Belletmenlerin dikkat etmesi gereken bazı noktalar:
- Eğitimi en zor olan varlığın insan ve insanlardan da küçük yaşta olanlarıdır. Bunu bilerek son derece sabırlı ve azimli olun.
- Ama bir iş zorlaştıkça ecri de çoğalır. Bilindiği üzere değerli olan daha çok bedel gerektirir. Dolayısıyla tüm zorluklara değer.
- Siz basit bazı mahalle çocuklarını eğitmiyor, aslında yarının toplumunu inşa ediyorsunuz. Bunu asla unutmayınız, yaptığınız işin büyüklüğünü hep göz önünde tutunuz.
- Bu yaptığınız iş peygamberler ve onların yolunu takip eden; sahabe, havarî vs Salihlerin mesleğidir. Onlarla haşrolmak ve cennette onlara komşu olmak gibi büyük bir kazancın içinde olduğunuzu unutmayın.
- Böyle büyük bir kazancı küçük dünyalıklarla asla kıyaslamayın ve ihlasınızı zedeleyecek durumlardan uzak durun. Tüm bu hizmetlerden sadece Allah (cc) ın rızasını hedefleyiniz.
- Çocuklara sadece Kur’an ın lafızlarını öğretmekle kalmayıp, Kur’an’ın mesajlarını kavramalarını da sağlayın. Kur’an’ın mesajlarını kavrayan bir çocuğun lafızlarını okuması zayıf olsa da ayaklarının üstünde duracak ve kendi kendine de olsa eksiklerini tamamlayacaktır. Ancak bu mesajlardan mahrum kalanlar Kur’an’ın metnini okumayı çok iyi bilseler de her an Kur’an yolundan ayakları kayabilir. Elbette bu tehlike her kes için mevcut ancak Kur’an ve sünnet ilimleriyle donanmış olanlar sağlam bir korunma edinmişler demektir.
- Çocuklarımızın Kur’an ve tecvitin yanı sıra, yeteri kadar; akaid, fıkıh, siyer, ahlak ve adab-ı muaşeret gibi temel bilgileri öğrenmeleri de önemlidir. Eldeki imkanlar ve zaman buna yeterli gelmeyebilir. Buna rağmen mümkün olanı vermeyi ihmal etmeyelim.
- Talebelerle diyaloğumuzu yazla sınırlı tutmayıp sonrasında da devam edelim. Bunun için mümkün olduğunca onların ve velilerinin isim ve en az bir telefonlarını listeleyerek, öğrendiklerini unutmamaları ve hayatlarında yaşamalarını sağlamak için takibe devam edelim.

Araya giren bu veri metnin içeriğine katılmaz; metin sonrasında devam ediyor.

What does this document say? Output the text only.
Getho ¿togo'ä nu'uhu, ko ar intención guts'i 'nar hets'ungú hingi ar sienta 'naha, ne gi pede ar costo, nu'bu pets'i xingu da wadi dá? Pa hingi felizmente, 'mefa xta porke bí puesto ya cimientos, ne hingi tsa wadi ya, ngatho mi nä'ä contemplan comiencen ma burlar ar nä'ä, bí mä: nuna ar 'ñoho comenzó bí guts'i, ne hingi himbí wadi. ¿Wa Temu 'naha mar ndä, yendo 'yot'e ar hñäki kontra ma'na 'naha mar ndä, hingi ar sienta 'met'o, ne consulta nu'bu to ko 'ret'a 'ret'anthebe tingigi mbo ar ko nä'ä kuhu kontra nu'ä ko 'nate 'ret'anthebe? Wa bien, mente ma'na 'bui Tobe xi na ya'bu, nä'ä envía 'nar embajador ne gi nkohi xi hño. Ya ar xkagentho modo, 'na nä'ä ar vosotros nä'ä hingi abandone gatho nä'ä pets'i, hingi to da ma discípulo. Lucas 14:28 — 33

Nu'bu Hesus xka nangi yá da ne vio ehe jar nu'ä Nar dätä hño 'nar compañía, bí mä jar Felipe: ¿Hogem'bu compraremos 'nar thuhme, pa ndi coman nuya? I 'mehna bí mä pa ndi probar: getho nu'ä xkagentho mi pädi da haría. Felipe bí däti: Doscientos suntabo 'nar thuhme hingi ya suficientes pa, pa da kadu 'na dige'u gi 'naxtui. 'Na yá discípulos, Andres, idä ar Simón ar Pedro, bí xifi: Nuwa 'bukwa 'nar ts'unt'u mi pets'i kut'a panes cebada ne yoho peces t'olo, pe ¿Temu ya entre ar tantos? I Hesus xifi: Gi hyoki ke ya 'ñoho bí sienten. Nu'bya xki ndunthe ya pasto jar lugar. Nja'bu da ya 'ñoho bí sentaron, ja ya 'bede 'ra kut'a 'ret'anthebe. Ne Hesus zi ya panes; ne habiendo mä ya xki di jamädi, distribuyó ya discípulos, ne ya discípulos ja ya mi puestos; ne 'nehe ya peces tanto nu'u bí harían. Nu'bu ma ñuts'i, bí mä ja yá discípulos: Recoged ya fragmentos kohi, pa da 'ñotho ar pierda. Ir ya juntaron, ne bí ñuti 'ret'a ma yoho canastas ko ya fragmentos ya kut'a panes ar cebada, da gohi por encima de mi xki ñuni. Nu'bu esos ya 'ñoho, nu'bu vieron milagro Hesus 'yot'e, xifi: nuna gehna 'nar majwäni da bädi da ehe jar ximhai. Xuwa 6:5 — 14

- Çocuklara sert ve katı değil şefkat ve merhametli olalım. Ancak onları şımartacak şekilde laubali de olmamalıyız.
- Resulullah (sav) ın şu hadisi şiarımız olsun: “Allah (cc) a kasem olsun ki, bir insanın hidayetine vesile olman senin için dünya içindeki her şeyden daha hayırlı/değerlidir.” Siz bunlara nice maddeler ekleyebilirsiniz.
Velilerin dikkatine:
- Çocuklarınızın dünyası için onca emek ve masrafa girerken, lütfen onların ahretlerini de ihmal etmeyip gerektiğinde bedel ödeyiniz.
- Onların Kur’an ve temel dini bilgilerini öğrenecekleri en verimli yaş 7-15 yaşlarıdır. Sakın ihmal etmeyiniz.
- Onların okul veya bir mesleğe devam ederek kavramaları için üzerinde durduğunuz gibi, Kur’an ve dini bilgilerini öğrenip yaşamaları için de gerekli hassasiyeti gösteriniz. Unutmayınız ki onların dünyaları çok kısa ve geçici hayatlarıdır. Asıl hayat ise ebedi olan ahiret hayatıdır. Çocuğumuz bu dünyanın en zengini ve yüksek mevki ve makamlarına da sahip olsa, ebedi hayata cehenneme müstahak olursa neye yarar. Üstad ne güzel söylemiş: “ onu (cc) bulan neyi kaybetmiş, onu kaybeden neyi bulmuş?..”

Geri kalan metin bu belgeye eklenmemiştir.